- "Breathers like this one can extend the life of a rally," CNBC's Jim Cramer said after the market sold off Thursday.
- "But without good news on the virus, I'm pretty certain that we'll have more breathers down the pike, so be prepared," the "Mad Money" host said.
- Still, he said it was an "odd day for the market to take a dive."
Investors were spooked by a pickup in coronavirus cases in South Korea and triggered a sell-off on the stock market, CNBC's Jim Cramer said Thursday.
The Dow Jones Industrial Average dropped 128 points, the S&P 500 declined 0.38% and the Nasdaq Composite fell 0.67% during the trading day, though the major averages were down even more earlier in the session.
"Breathers like this one can extend the life of a rally," the "Mad Money" host said. "But without good news on the virus, I'm pretty certain that we'll have more breathers down the pike, so be prepared."
South Korea officials reported that the number of people diagnosed with the novel coronavirus, called COVID-19, just about doubled overnight, to 104 confirmed cases. Dr. Oliver Morgan, the director of health emergency information at the World Health Organization, said, though, that it "doesn't signal a particular change in global epidemiology."
Wall Street, however, did receive a basket of positive news. Cramer called it an "odd day for the market to take a dive."
U.S. Federal Reserve officials revealed data that suggest the manufacturing economy could be in the midst of a rebound, after taking hits from U.S.-China trade tensions in 2019.
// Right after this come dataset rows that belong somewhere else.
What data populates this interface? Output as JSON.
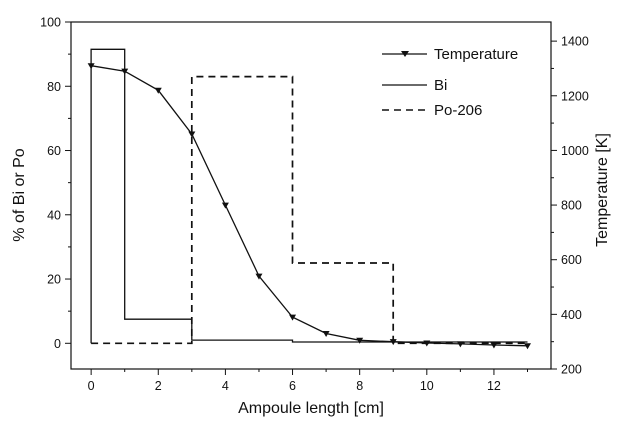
{
  "chart_data": {
    "type": "line",
    "title": "",
    "xlabel": "Ampoule length [cm]",
    "ylabel_left": "% of Bi or Po",
    "ylabel_right": "Temperature [K]",
    "xlim": [
      -0.6,
      13.7
    ],
    "ylim_left": [
      -8,
      100
    ],
    "ylim_right": [
      200,
      1470
    ],
    "x_ticks": [
      0,
      2,
      4,
      6,
      8,
      10,
      12
    ],
    "y_left_ticks": [
      0,
      20,
      40,
      60,
      80,
      100
    ],
    "y_right_ticks": [
      200,
      400,
      600,
      800,
      1000,
      1200,
      1400
    ],
    "grid": false,
    "legend_position": "top-right",
    "series": [
      {
        "name": "Temperature",
        "axis": "right",
        "style": "line-with-triangle-markers",
        "color": "#111111",
        "points": [
          [
            0,
            1310
          ],
          [
            1,
            1290
          ],
          [
            2,
            1220
          ],
          [
            3,
            1060
          ],
          [
            4,
            800
          ],
          [
            5,
            540
          ],
          [
            6,
            390
          ],
          [
            7,
            330
          ],
          [
            8,
            305
          ],
          [
            9,
            300
          ],
          [
            10,
            295
          ],
          [
            11,
            292
          ],
          [
            12,
            288
          ],
          [
            13,
            285
          ]
        ]
      },
      {
        "name": "Bi",
        "axis": "left",
        "style": "solid",
        "color": "#111111",
        "points": [
          [
            0,
            0
          ],
          [
            0,
            91.5
          ],
          [
            1,
            91.5
          ],
          [
            1,
            7.5
          ],
          [
            3,
            7.5
          ],
          [
            3,
            1
          ],
          [
            6,
            1
          ],
          [
            6,
            0.4
          ],
          [
            13,
            0.4
          ]
        ]
      },
      {
        "name": "Po-206",
        "axis": "left",
        "style": "dashed",
        "color": "#111111",
        "points": [
          [
            0,
            0
          ],
          [
            3,
            0
          ],
          [
            3,
            83
          ],
          [
            6,
            83
          ],
          [
            6,
            25
          ],
          [
            9,
            25
          ],
          [
            9,
            0
          ],
          [
            13,
            0
          ]
        ]
      }
    ]
  }
}
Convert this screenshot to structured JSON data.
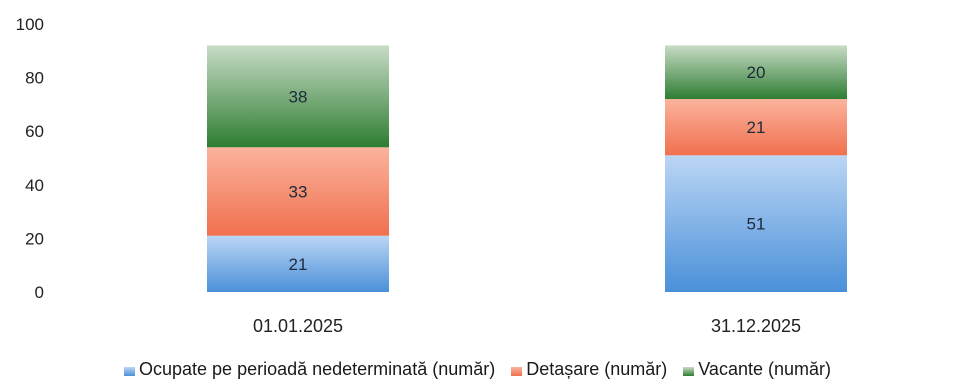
{
  "chart_data": {
    "type": "bar",
    "stacked": true,
    "categories": [
      "01.01.2025",
      "31.12.2025"
    ],
    "series": [
      {
        "name": "Ocupate pe perioadă nedeterminată (număr)",
        "values": [
          21,
          51
        ],
        "color": "#4a90d9",
        "color_top": "#bcd6f5"
      },
      {
        "name": "Detașare (număr)",
        "values": [
          33,
          21
        ],
        "color": "#f0704f",
        "color_top": "#fbb39c"
      },
      {
        "name": "Vacante (număr)",
        "values": [
          38,
          20
        ],
        "color": "#2e7d32",
        "color_top": "#c8dcc6"
      }
    ],
    "ylim": [
      0,
      100
    ],
    "yticks": [
      "0",
      "20",
      "40",
      "60",
      "80",
      "100"
    ],
    "title": "",
    "xlabel": "",
    "ylabel": "",
    "grid": false,
    "legend_position": "bottom"
  }
}
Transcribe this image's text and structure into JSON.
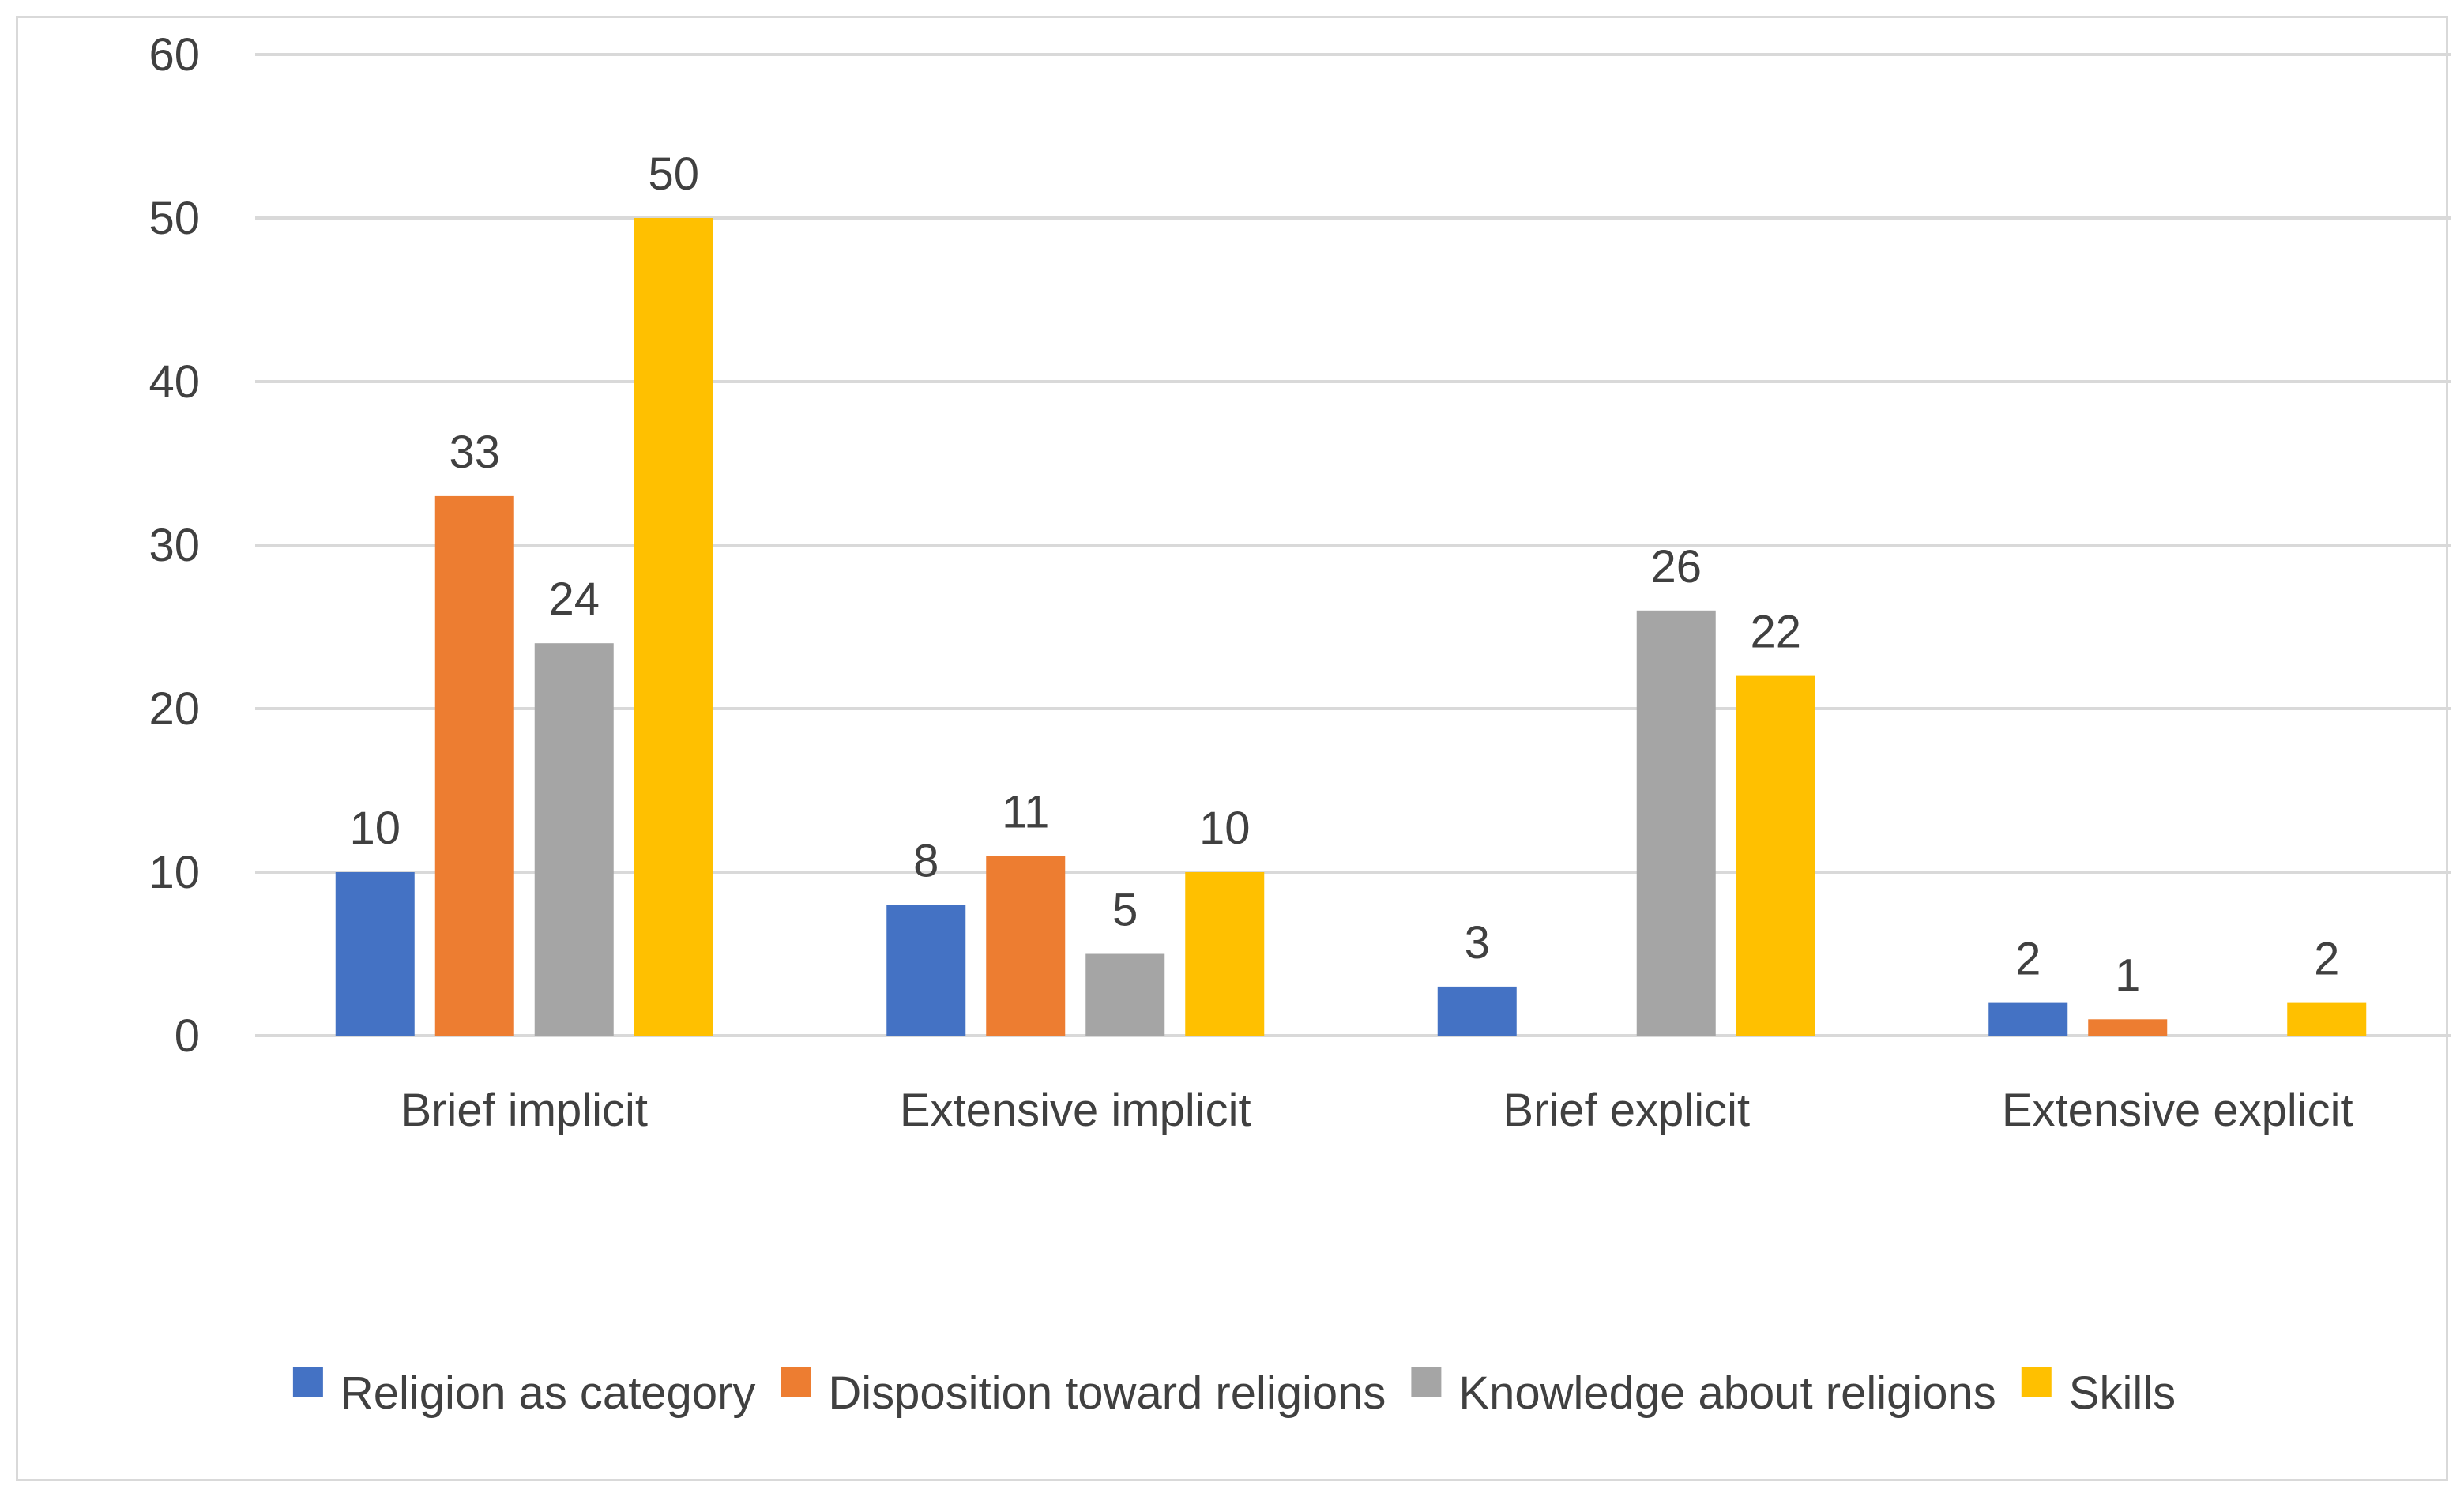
{
  "chart_data": {
    "type": "bar",
    "title": "",
    "xlabel": "",
    "ylabel": "",
    "ylim": [
      0,
      60
    ],
    "yticks": [
      0,
      10,
      20,
      30,
      40,
      50,
      60
    ],
    "grid": true,
    "legend_position": "bottom",
    "categories": [
      "Brief implicit",
      "Extensive implicit",
      "Brief explicit",
      "Extensive explicit"
    ],
    "series": [
      {
        "name": "Religion as category",
        "color": "#4472C4",
        "values": [
          10,
          8,
          3,
          2
        ]
      },
      {
        "name": "Disposition toward religions",
        "color": "#ED7D31",
        "values": [
          33,
          11,
          null,
          1
        ]
      },
      {
        "name": "Knowledge about religions",
        "color": "#A5A5A5",
        "values": [
          24,
          5,
          26,
          null
        ]
      },
      {
        "name": "Skills",
        "color": "#FFC000",
        "values": [
          50,
          10,
          22,
          2
        ]
      }
    ]
  }
}
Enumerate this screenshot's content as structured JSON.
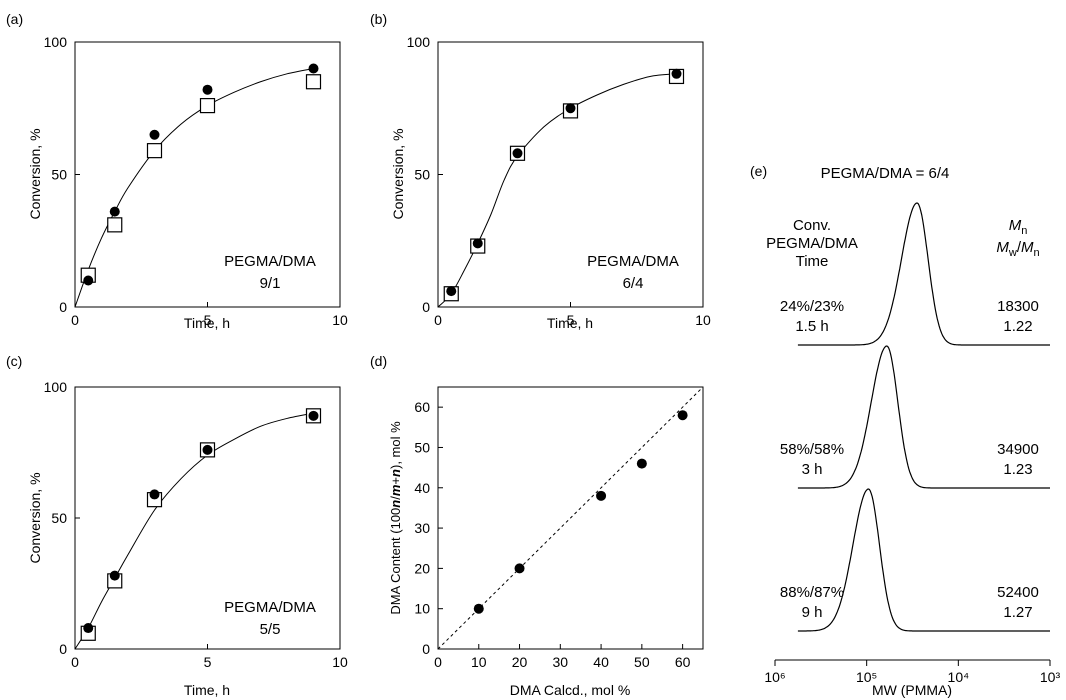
{
  "colors": {
    "ink": "#000000",
    "open_marker_fill": "#ffffff",
    "background": "#ffffff"
  },
  "chart_data": [
    {
      "type": "scatter",
      "panel": "(a)",
      "xlabel": "Time, h",
      "ylabel": "Conversion, %",
      "xlim": [
        0,
        10
      ],
      "ylim": [
        0,
        100
      ],
      "xticks": [
        0,
        5,
        10
      ],
      "yticks": [
        0,
        50,
        100
      ],
      "series": [
        {
          "marker": "filled-circle",
          "x": [
            0.5,
            1.5,
            3,
            5,
            9
          ],
          "y": [
            10,
            36,
            65,
            82,
            90
          ]
        },
        {
          "marker": "open-square",
          "x": [
            0.5,
            1.5,
            3,
            5,
            9
          ],
          "y": [
            12,
            31,
            59,
            76,
            85
          ]
        }
      ],
      "fit_curve": {
        "x": [
          0,
          0.5,
          1,
          1.5,
          2,
          3,
          4,
          5,
          6,
          7,
          8,
          9
        ],
        "y": [
          0,
          14,
          26,
          36,
          45,
          59,
          69,
          76,
          81,
          85,
          88,
          90
        ]
      },
      "annotation": [
        "PEGMA/DMA",
        "9/1"
      ]
    },
    {
      "type": "scatter",
      "panel": "(b)",
      "xlabel": "Time, h",
      "ylabel": "Conversion, %",
      "xlim": [
        0,
        10
      ],
      "ylim": [
        0,
        100
      ],
      "xticks": [
        0,
        5,
        10
      ],
      "yticks": [
        0,
        50,
        100
      ],
      "series": [
        {
          "marker": "filled-circle",
          "x": [
            0.5,
            1.5,
            3,
            5,
            9
          ],
          "y": [
            6,
            24,
            58,
            75,
            88
          ]
        },
        {
          "marker": "open-square",
          "x": [
            0.5,
            1.5,
            3,
            5,
            9
          ],
          "y": [
            5,
            23,
            58,
            74,
            87
          ]
        }
      ],
      "fit_curve": {
        "x": [
          0,
          0.5,
          1,
          1.5,
          2,
          2.5,
          3,
          4,
          5,
          6,
          7,
          8,
          9
        ],
        "y": [
          0,
          5,
          14,
          24,
          35,
          48,
          57,
          68,
          75,
          80,
          84,
          87,
          88
        ]
      },
      "annotation": [
        "PEGMA/DMA",
        "6/4"
      ]
    },
    {
      "type": "scatter",
      "panel": "(c)",
      "xlabel": "Time, h",
      "ylabel": "Conversion, %",
      "xlim": [
        0,
        10
      ],
      "ylim": [
        0,
        100
      ],
      "xticks": [
        0,
        5,
        10
      ],
      "yticks": [
        0,
        50,
        100
      ],
      "series": [
        {
          "marker": "filled-circle",
          "x": [
            0.5,
            1.5,
            3,
            5,
            9
          ],
          "y": [
            8,
            28,
            59,
            76,
            89
          ]
        },
        {
          "marker": "open-square",
          "x": [
            0.5,
            1.5,
            3,
            5,
            9
          ],
          "y": [
            6,
            26,
            57,
            76,
            89
          ]
        }
      ],
      "fit_curve": {
        "x": [
          0,
          0.5,
          1,
          1.5,
          2,
          3,
          4,
          5,
          6,
          7,
          8,
          9
        ],
        "y": [
          0,
          8,
          18,
          27,
          36,
          53,
          65,
          74,
          80,
          85,
          88,
          90
        ]
      },
      "annotation": [
        "PEGMA/DMA",
        "5/5"
      ]
    },
    {
      "type": "scatter",
      "panel": "(d)",
      "xlabel": "DMA Calcd., mol %",
      "ylabel": "DMA Content (100n/m+n), mol %",
      "xlim": [
        0,
        65
      ],
      "ylim": [
        0,
        65
      ],
      "xticks": [
        0,
        10,
        20,
        30,
        40,
        50,
        60
      ],
      "yticks": [
        0,
        10,
        20,
        30,
        40,
        50,
        60
      ],
      "series": [
        {
          "marker": "filled-circle",
          "x": [
            10,
            20,
            40,
            50,
            60
          ],
          "y": [
            10,
            20,
            38,
            46,
            58
          ]
        }
      ],
      "reference_line": "dotted y = x"
    },
    {
      "type": "line",
      "panel": "(e)",
      "title": "PEGMA/DMA = 6/4",
      "xlabel": "MW (PMMA)",
      "x_scale": "log, reversed",
      "xticks": [
        "10⁶",
        "10⁵",
        "10⁴",
        "10³"
      ],
      "left_header": [
        "Conv.",
        "PEGMA/DMA",
        "Time"
      ],
      "right_header": [
        "Mn",
        "Mw/Mn"
      ],
      "traces": [
        {
          "conversion": "24%/23%",
          "time": "1.5 h",
          "Mn": "18300",
          "Mw_Mn": "1.22",
          "peak_log10_MW": 4.45,
          "height": 1.0
        },
        {
          "conversion": "58%/58%",
          "time": "3 h",
          "Mn": "34900",
          "Mw_Mn": "1.23",
          "peak_log10_MW": 4.78,
          "height": 1.0
        },
        {
          "conversion": "88%/87%",
          "time": "9 h",
          "Mn": "52400",
          "Mw_Mn": "1.27",
          "peak_log10_MW": 4.98,
          "height": 1.0
        }
      ]
    }
  ]
}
After a tense Democratic debate in Las Vegas on Wednesday night, investors are increasingly convinced that President Donald Trump will win reelection in November if Sen. Bernie Sanders, I-Vt., wins the nomination, the host said.
Procter & Gamble warned that the coronavirus outbreak could cause a slowdown in its business, but the stock rallied nearly 1% anyway, Cramer noted.
"Look, all sell-offs are not created equal. Some are a lot worse than others. This was not a slash-and-burn sell-off, it was more like the kind of pruning you do to trees that are too near the power lines," Cramer said. "I like it when the market gets pruned because trees grow back, and hopefully they grow back stronger, slower [and] steadier."